Data Visualization – Effectiveness of Boxplots When They Lack Box Shape

boxplotdata visualization

I want to visualize some data with a boxplot — and I am wondering, if the boxplot is even the correct way for visualizing the data.

I want to compare three datasets (40 entries each) using boxplots. Basically the first two datasets are always the same numbers, the third set has only a few outliers:

(geregelt: 62, 62, 62, ... 62)

(optimiert (fair): 65, 65, 65, ... 65)

(optimiert (unfair): 100, 100, 100, ... 30, 0, 0, 0, 0,)

With these data, the boxplots dont even look like boxes, just three strokes; see image:

enter image description here

Background:

I want to compare, how much energy electric vehicles get charged from the grid, depending on the loading strategie: controlled (geregelt), optimized (optimiert (unfair)) and optimized with constraint for fairness (optimiert (fair)).

So what I am trying to point out with these data is: with optimization the electric vehicles get charged the most, even thoug some are left without any charging. With optimization including fairness constraint, everybody gets the same amount charged. And with the controlling still everybody gets the same amount charged, but slightly less compared to the fair optimization.

actual question:

Is the boxplot the correct way of visualizing such data? Or is there a better way?

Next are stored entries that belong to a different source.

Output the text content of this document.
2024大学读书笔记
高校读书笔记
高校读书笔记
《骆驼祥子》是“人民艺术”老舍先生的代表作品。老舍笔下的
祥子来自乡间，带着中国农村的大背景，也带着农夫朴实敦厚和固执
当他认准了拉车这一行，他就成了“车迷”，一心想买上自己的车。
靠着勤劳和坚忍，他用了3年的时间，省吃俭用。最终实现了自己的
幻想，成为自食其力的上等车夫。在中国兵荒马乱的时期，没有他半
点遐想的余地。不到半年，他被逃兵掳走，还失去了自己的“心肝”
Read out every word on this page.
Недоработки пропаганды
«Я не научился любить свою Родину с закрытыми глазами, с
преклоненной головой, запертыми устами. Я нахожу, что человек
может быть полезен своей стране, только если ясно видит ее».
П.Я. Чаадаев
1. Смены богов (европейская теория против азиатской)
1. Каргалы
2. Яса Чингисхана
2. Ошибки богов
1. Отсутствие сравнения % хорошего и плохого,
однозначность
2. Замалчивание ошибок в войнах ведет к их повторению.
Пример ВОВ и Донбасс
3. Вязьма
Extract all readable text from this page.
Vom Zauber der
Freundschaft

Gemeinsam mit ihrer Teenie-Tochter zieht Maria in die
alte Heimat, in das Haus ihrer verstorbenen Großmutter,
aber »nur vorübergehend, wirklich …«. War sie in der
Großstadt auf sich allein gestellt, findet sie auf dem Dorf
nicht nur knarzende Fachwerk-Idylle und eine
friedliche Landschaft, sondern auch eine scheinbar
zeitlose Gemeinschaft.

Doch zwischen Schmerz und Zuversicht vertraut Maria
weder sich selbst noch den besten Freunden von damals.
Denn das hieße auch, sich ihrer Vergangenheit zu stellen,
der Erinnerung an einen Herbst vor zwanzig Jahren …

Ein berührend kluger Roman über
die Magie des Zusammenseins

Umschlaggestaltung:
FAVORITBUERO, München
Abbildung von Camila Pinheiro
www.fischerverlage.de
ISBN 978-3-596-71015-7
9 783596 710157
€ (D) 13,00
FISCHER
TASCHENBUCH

Is it even useful to use boxplots when they don't even look like boxes?

Best Answer

Visualisations need to be chosen based on the properties of the data and the message you are trying to convey. Clearly, boxplots do not communicate the distribution of this data well. Given that you have just 40 entries in each group and most values are identical, you might consider using a table, a dotplot, or translucent histograms with appropriately chosen bin width.